Gur language spoken in Burkina Faso

Viemo, also known as Vige, Vigué, Vigye, is a language of Burkina Faso. Vigué is the term for the ethniciity while Viemo is the name of the language. It may be related at a higher level to the Gur language family, but its exact affiliation within Niger–Congo languages is not yet established . It is spoken in Karangasso-Vigué Department and in neighbouring provinces.

The central village, said to be the origin of other villages, is Karangasso-Vigué, which is distinct from Karangasso-Sembla, an important village of Sembla people (speakers of Seenku language) west of Bobo Dioulasso. Other important ethnic Vigué villages are Klesso, Dérégouan, and Dan.

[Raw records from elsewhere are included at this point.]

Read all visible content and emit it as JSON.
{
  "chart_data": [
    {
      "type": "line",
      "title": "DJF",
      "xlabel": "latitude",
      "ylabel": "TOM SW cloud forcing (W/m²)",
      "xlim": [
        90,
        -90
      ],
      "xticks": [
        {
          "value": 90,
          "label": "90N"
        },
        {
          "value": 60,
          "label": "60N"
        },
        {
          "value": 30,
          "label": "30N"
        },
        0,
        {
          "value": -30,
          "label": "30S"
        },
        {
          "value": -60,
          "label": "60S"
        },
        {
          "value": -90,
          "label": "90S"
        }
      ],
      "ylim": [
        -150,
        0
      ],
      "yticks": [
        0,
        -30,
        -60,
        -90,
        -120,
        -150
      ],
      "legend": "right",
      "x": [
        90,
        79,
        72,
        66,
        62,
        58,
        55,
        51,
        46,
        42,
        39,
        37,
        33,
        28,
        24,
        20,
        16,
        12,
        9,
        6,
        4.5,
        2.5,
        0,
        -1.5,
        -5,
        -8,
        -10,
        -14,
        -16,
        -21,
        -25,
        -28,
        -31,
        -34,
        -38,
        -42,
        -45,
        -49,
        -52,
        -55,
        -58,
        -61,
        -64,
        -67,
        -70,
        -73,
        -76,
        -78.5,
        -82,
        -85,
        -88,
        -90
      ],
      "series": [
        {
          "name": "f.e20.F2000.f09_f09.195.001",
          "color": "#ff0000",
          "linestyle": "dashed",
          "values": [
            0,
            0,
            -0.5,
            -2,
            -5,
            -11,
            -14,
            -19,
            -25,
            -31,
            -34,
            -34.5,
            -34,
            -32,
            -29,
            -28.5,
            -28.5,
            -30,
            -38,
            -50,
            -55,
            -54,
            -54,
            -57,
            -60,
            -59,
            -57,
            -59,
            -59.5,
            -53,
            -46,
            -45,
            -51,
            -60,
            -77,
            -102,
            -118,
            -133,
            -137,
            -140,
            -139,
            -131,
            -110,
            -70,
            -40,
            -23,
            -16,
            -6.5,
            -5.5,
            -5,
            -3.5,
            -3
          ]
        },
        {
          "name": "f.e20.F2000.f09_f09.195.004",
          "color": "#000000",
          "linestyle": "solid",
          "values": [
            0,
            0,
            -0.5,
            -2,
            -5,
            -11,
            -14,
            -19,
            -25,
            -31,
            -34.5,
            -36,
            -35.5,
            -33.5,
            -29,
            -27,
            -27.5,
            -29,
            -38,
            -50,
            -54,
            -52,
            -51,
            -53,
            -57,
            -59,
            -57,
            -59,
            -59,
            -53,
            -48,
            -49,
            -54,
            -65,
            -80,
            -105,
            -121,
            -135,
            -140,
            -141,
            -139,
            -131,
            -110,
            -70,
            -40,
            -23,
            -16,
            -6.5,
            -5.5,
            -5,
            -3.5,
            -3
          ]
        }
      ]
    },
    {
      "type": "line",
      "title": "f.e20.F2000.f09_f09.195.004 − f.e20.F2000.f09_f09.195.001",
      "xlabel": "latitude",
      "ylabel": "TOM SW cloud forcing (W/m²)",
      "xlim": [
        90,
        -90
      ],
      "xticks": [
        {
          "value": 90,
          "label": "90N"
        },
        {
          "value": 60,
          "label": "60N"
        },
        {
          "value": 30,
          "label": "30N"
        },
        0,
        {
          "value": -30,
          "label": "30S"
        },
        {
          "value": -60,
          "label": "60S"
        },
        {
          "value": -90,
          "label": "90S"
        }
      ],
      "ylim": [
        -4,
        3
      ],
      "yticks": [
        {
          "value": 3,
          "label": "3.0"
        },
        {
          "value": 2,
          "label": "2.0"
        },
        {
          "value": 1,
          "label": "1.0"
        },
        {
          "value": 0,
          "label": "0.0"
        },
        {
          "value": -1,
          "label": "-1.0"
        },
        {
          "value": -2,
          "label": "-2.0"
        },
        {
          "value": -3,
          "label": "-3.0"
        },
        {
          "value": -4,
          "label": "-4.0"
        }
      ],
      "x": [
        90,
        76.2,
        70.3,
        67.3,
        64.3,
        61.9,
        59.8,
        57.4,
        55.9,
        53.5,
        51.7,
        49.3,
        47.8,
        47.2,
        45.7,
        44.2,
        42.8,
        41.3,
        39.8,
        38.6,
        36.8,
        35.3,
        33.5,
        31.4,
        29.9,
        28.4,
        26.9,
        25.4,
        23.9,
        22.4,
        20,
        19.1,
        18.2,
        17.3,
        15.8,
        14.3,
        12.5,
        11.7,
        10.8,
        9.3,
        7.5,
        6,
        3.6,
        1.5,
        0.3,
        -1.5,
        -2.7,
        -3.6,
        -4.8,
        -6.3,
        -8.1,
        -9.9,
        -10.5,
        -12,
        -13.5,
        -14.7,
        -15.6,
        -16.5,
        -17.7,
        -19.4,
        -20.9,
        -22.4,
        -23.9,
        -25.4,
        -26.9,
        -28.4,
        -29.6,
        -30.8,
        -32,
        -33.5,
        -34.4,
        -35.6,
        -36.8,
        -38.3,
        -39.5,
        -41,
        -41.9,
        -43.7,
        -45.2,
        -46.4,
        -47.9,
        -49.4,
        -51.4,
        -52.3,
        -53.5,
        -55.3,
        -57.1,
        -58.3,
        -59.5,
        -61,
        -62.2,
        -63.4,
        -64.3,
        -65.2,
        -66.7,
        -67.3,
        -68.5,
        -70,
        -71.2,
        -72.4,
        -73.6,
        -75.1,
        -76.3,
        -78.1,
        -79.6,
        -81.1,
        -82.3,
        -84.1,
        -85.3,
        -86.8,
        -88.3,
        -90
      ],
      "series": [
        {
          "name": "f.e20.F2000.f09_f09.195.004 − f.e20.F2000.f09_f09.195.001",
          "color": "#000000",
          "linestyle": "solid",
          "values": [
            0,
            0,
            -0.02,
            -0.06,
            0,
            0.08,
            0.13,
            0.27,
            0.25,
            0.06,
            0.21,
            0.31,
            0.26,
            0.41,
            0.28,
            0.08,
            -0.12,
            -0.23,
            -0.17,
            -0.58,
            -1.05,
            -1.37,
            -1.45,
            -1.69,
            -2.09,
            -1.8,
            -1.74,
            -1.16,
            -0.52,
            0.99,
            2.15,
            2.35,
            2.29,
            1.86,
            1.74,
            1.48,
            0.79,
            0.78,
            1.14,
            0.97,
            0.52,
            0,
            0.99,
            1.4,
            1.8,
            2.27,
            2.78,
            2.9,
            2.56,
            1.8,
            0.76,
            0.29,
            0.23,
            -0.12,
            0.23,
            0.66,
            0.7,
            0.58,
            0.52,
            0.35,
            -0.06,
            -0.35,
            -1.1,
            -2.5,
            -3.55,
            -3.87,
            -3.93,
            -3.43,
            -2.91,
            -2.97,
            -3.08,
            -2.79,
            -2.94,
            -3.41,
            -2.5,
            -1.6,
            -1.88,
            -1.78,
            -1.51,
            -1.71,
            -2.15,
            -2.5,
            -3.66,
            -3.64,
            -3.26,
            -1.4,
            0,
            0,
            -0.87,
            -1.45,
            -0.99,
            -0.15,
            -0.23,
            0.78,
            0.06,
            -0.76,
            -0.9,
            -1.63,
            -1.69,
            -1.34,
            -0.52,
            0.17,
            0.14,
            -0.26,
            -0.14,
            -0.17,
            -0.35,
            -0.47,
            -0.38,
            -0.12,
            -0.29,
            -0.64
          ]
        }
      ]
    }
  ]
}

Speakers are called Vigué by Dyula speakers.
==Phonology==

Consonants
|  | Labial | Alveolar | Palatal | Velar | Labiovelar |
|---|---|---|---|---|---|
| Plosive | p b | t d | c ɟ | k | kp gb |
| Fricative | f v | s |  | x |  |
| Nasal | m | n | ɲ | ŋʷ |  |
| Approximant | w | l | j |  |  |

Vowels
|  | Front | Central | Back |
|---|---|---|---|
| High | i iː ĩ ĩː |  | u uː ũ ũː |
| Mid-high | e eː |  | o oː |
| Mid-low | ɛ ɛː ɛ̃ ɛ̃ː |  | ɔ ɔː ɔ̃ ɔ̃ː |
| Low |  | a aː ã ãː |  |

Viemo also has three tones; high, mid, and low.